China has made alliances with a lot of african nations. If the shit hits the fan I - at least - wouldn't exclude the possibility that china is better positioned in a semi-post-nuclear scenario than the US (russia, africa, china are the most relevant rare-resource exporters, to my knowledge)
And I personally wouldn't count a bit on saudi arabian allegiance in a scenario like this. I wouldn't be surprised if they just follow the "strong wo:man" in the world, which right not still is the US.
China faces a huge logistical challenge if it wants to rely on Africa for food and ore. Sending cargo ships from South West Africa to East Asia is a long and perilous journey.
Africa itself is an unstable part of the world, the people are not friendly to China, and the population is growing rapidly. Its easy to see the local population turning on Chinese citizens or businesses in the event of some economic or food shortfall.

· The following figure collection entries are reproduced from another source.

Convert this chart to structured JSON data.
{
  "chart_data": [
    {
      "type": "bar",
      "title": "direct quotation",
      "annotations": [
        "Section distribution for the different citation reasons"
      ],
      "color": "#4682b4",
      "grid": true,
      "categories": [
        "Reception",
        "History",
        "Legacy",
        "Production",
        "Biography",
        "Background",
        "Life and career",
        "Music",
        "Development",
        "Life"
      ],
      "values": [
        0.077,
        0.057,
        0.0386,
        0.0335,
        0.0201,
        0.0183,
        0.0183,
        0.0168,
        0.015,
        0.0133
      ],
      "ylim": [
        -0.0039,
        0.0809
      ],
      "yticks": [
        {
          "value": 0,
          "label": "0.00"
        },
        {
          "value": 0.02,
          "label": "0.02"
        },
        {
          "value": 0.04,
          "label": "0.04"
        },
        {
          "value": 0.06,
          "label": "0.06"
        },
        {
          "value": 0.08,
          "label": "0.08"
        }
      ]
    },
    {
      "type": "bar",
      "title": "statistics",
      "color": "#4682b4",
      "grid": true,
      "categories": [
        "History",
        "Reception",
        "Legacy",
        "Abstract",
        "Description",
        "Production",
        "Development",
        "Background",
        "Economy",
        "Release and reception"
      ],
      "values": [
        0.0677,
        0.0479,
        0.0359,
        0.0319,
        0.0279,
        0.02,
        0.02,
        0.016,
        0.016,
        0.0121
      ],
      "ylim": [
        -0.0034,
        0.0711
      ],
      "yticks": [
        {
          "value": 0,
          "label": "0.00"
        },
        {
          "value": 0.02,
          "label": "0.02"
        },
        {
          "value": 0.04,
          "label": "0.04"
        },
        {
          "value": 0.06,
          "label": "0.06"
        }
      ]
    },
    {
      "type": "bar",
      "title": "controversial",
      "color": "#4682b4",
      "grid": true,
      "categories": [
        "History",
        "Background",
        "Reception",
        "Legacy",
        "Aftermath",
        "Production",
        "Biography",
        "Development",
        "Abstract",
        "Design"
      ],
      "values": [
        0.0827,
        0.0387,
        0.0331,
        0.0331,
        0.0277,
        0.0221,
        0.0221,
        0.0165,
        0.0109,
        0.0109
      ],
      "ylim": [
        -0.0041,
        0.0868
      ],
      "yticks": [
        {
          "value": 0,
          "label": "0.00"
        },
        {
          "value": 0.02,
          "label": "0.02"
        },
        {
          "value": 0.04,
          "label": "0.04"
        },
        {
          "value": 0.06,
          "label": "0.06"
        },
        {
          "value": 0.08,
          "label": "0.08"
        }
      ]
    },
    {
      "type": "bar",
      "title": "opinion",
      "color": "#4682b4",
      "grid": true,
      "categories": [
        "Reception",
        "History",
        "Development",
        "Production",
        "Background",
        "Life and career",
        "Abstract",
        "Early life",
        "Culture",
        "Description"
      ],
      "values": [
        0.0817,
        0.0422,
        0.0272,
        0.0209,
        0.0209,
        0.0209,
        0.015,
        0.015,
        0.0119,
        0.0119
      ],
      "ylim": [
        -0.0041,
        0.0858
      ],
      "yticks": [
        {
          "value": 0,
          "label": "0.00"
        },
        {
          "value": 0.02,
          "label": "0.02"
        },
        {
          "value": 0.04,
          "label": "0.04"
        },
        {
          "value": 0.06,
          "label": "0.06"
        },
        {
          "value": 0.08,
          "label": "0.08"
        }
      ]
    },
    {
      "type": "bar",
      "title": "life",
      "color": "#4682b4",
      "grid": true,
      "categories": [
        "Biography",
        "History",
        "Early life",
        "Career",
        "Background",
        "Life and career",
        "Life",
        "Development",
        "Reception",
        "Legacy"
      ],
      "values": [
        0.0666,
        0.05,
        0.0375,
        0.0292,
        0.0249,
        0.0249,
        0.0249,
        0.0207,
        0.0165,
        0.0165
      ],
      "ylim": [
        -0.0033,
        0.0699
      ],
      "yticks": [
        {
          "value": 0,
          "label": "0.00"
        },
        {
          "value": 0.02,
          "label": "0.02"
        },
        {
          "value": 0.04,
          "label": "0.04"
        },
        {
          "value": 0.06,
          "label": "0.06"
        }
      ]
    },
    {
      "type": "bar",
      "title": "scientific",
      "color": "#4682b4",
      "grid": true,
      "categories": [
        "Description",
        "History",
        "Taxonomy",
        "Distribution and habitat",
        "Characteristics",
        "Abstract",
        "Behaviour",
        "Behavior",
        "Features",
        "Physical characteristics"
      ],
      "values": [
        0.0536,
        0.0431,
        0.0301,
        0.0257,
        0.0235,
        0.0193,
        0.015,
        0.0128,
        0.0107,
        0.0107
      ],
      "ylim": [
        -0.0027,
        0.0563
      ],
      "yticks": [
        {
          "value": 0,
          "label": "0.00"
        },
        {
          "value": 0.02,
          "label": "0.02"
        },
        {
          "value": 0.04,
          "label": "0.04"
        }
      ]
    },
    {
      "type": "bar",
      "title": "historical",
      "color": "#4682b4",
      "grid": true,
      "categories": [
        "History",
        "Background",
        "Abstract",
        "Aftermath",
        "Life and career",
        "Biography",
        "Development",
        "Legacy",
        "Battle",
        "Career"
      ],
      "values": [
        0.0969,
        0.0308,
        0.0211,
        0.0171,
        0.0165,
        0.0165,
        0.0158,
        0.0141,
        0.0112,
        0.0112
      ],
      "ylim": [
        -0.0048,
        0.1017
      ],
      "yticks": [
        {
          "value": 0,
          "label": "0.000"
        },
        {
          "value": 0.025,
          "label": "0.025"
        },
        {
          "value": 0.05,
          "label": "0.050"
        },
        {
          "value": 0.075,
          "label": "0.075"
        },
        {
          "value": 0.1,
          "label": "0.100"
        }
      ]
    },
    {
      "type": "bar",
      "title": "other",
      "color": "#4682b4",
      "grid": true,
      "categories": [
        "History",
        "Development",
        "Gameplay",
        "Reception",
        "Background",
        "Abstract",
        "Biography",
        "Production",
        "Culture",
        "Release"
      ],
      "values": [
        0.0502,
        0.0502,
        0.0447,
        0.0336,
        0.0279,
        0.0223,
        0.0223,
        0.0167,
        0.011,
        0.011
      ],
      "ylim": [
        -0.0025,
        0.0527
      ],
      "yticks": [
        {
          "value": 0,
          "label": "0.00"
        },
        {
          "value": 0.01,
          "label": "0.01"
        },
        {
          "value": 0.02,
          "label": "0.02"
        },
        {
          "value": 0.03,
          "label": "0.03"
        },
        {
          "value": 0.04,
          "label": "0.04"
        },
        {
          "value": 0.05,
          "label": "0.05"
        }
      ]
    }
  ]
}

By contrast the USA basically has all of the resources it needs inside its own country or nearby allies. Many of the 'rare' resources of the world are not particularly rare, they are just too expensive or too environmentally damaging to mine in the West at current prices.
I'm surprised that China doesn't just offer to buy whole sections of Africa, and formally annex the land into its country, and move (voluntarily) the existing African populations as part of the payment terms. For example, the GDP of Mozambique is $16b - China has 200x this value just in USD reserves.
Because at any time Mozambique can just nationalize Chinese assets and renege on any contract it signs with China. Investing in Africa is like running a payday loan store. It only works if your loans get repaid, and if the effort you have to wage (in this case, probably war or trade war) to get your loans repaid is worth it. The US will happily defend any nations that spurn China
I would say the key to US/China War is South America. Considering how badly the North has treated their neighbour - it would keep me up at night. If the army sorties to the other side of the world, who's left back home?
What the USA needs to do is revamp the whole thing top to bottom, get some gamer minds in there, buth students and experiences. Sweep out the guys that won the last war - we will not be fighting that again as this time it will lose - we do not want that. Get new missiles, get new radars - all designed my military colleg grad students. I could go on... What the war games reveal is what Churchill saw when WW2 started - dead wood, so he trimmed it. He had his flaws though.